The Bible Repairman and Other Stories - By Tim Powers Page 0,3

Amelia had died at the age of eight, of a fever. Her grave was in the dirt lot behind the Catholic cemetery, and on most Sundays Torrez and his wife had visited the grave and made sure there were lots of little stuffed animals and silver foil pinwheels arranged on the dirt, and for a marker they had set into the ground a black plastic box with a clear top, with her death-certificate displayed in it to show that she had died in a hospital. And her soul had surely gone to Heaven, but they had caught her ghost to keep it from wandering in the noisy, cold half-world, and Torrez had bound it into one of Amelia’s cloth dolls. Every Sunday night they had put candy and cigarettes and a shot-glass of rum in front of the doll – hardly appropriate fare for a little girl, but ghosts were somehow all the same age. Torrez had always lit the cigarettes and stubbed them out before laying them in front of the doll, and bitten the candies: ghosts needed somebody to have started such things for them.

And then one day the house had been broken into, and the little shrine and the doll were gone, replaced with a ransom note: If you want your daughter’s ghost back, Mr. Torrez, give me some of your blood. And there had been a phone number.

Usually these ransom notes asked the recipient to get a specific tattoo that corresponded to a tattoo on the kidnapper’s body – and afterward whichever family member complied would have lost a lot of memories, and be unable to feel affection, and never again dream at night. The kidnapper would have taken those things. But a kidnapper would always settle instead for the blood of a person whose soul was broken in the way that Torrez’s was, and so the robbed families would often come to Torrez and offer him a lot of money to step in and give up some of his blood, and save them the fearful obligation of the vampiric tattoo.

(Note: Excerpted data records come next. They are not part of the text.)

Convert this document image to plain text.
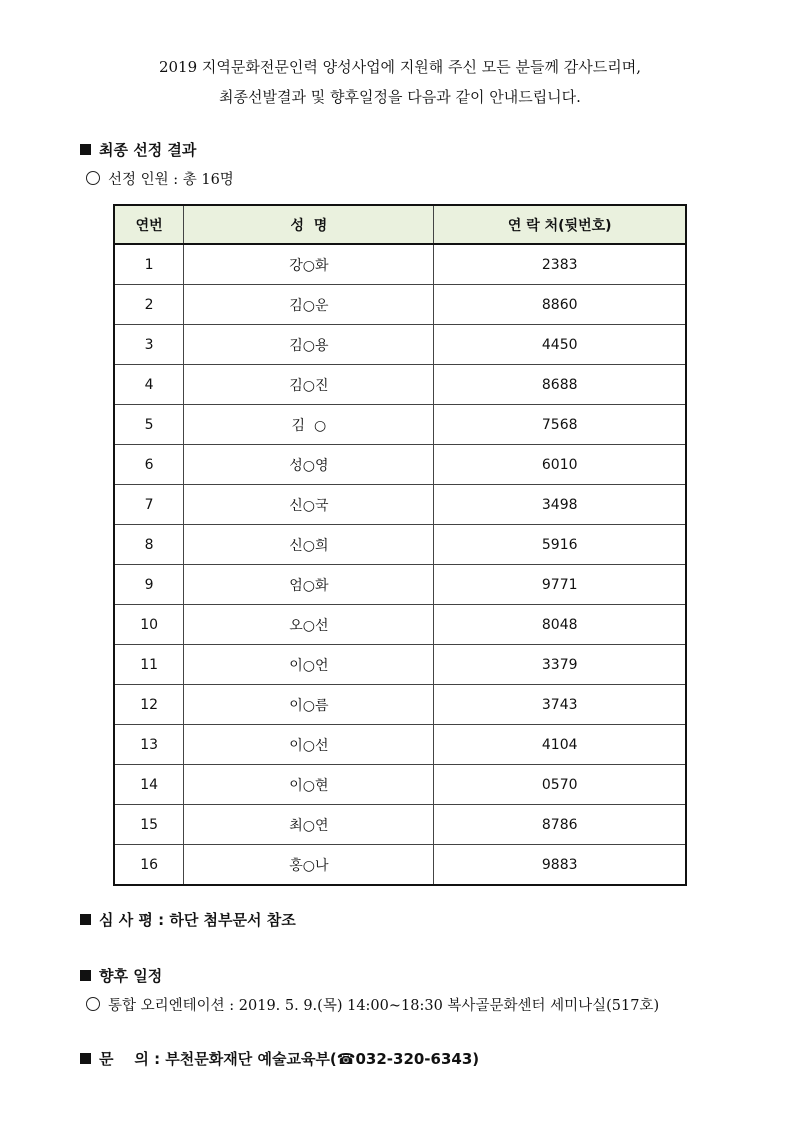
2019 지역문화전문인력 양성사업에 지원해 주신 모든 분들께 감사드리며,
최종선발결과 및 향후일정을 다음과 같이 안내드립니다.
최종 선정 결과
선정 인원 : 총 16명
연번	성  명	연 락 처(뒷번호)
1	강○화	2383
2	김○운	8860
3	김○용	4450
4	김○진	8688
5	김  ○	7568
6	성○영	6010
7	신○국	3498
8	신○희	5916
9	엄○화	9771
10	오○선	8048
11	이○언	3379
12	이○름	3743
13	이○선	4104
14	이○현	0570
15	최○연	8786
16	홍○나	9883
심 사 평 : 하단 첨부문서 참조
향후 일정
통합 오리엔테이션 : 2019. 5. 9.(목) 14:00~18:30 복사골문화센터 세미나실(517호)
문    의 : 부천문화재단 예술교육부(☎032-320-6343)
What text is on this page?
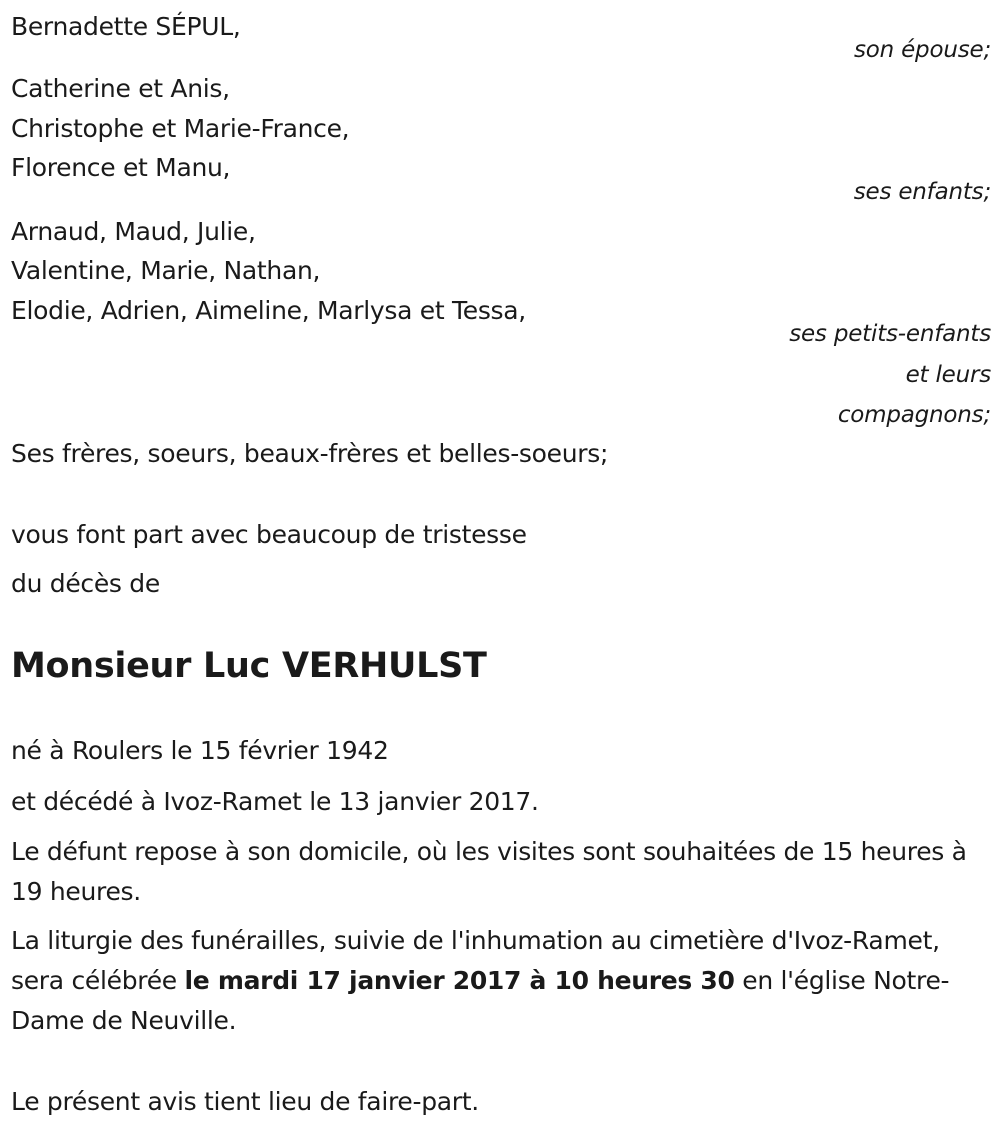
Bernadette SÉPUL,
son épouse;
Catherine et Anis,
Christophe et Marie-France,
Florence et Manu,
ses enfants;
Arnaud, Maud, Julie,
Valentine, Marie, Nathan,
Elodie, Adrien, Aimeline, Marlysa et Tessa,
ses petits-enfants
et leurs
compagnons;
Ses frères, soeurs, beaux-frères et belles-soeurs;
vous font part avec beaucoup de tristesse
du décès de
Monsieur Luc VERHULST
né à Roulers le 15 février 1942
et décédé à Ivoz-Ramet le 13 janvier 2017.
Le défunt repose à son domicile, où les visites sont souhaitées de 15 heures à 19 heures.
La liturgie des funérailles, suivie de l'inhumation au cimetière d'Ivoz-Ramet, sera célébrée le mardi 17 janvier 2017 à 10 heures 30 en l'église Notre-Dame de Neuville.
Le présent avis tient lieu de faire-part.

Sometimes the kidnapper was the divorced father or mother of the ghost – courts never considered custody of a dead child – or a suitor who had been rejected long before, and in these cases there would be no ransom demand; but then it had sometimes been possible for Torrez to trace the thief and steal the ghost back, in whatever pot or box or liquor bottle it had been confined in.

But in most cases he had had to go through with the deal, meet the kidnapper somewhere and give up a cupful or so of blood to retrieve the stolen ghost; and each time, along with the blood, he had lost a piece of his soul.

The phone began ringing again as Torrez tipped up the can for the last sip of beer; he ignored it.

Ten years ago it had been an abstract consideration – when he had thought about it at all, he had supposed that he could lose a lot of his soul without missing it, and he’d told himself that his soul was bound for Hell anyway, since he had deliberately broken it when he was eighteen, and so dispersing it had just seemed like hiding money from the IRS. But by the time he was thirty-five his hair had gone white and he had lost most of the sight in his left eye because of ruptured blood-vessels behind the retina, and he could no longer understand the plots of long novels he tried to read. Apparently some sort of physical and mental integrity was lost too, along with the blood and the bits of his hypothetical soul.

But what the kidnappers wanted from Torrez’s blood was not vicarious integrity – it was nearly the opposite. Torrez thought of it as spiritual botox.

The men and women who stole ghosts for ransom were generally mediums, fortune-tellers, psychics – always clairvoyant. And even more than the escape that could be got from extorted dreams and memories and the ability to feel affection, they needed to be able to selectively blunt the psychic noise of humans living and dead.

Torrez imagined it as a hundred radios going at once all the time, and half the announcers moronically drunk – crying, giggling, trying to start fights.

He would never know. He had broken all the antennae in his own soul when he was eighteen, by killing a man who attacked him with a knife in a parking lot one midnight.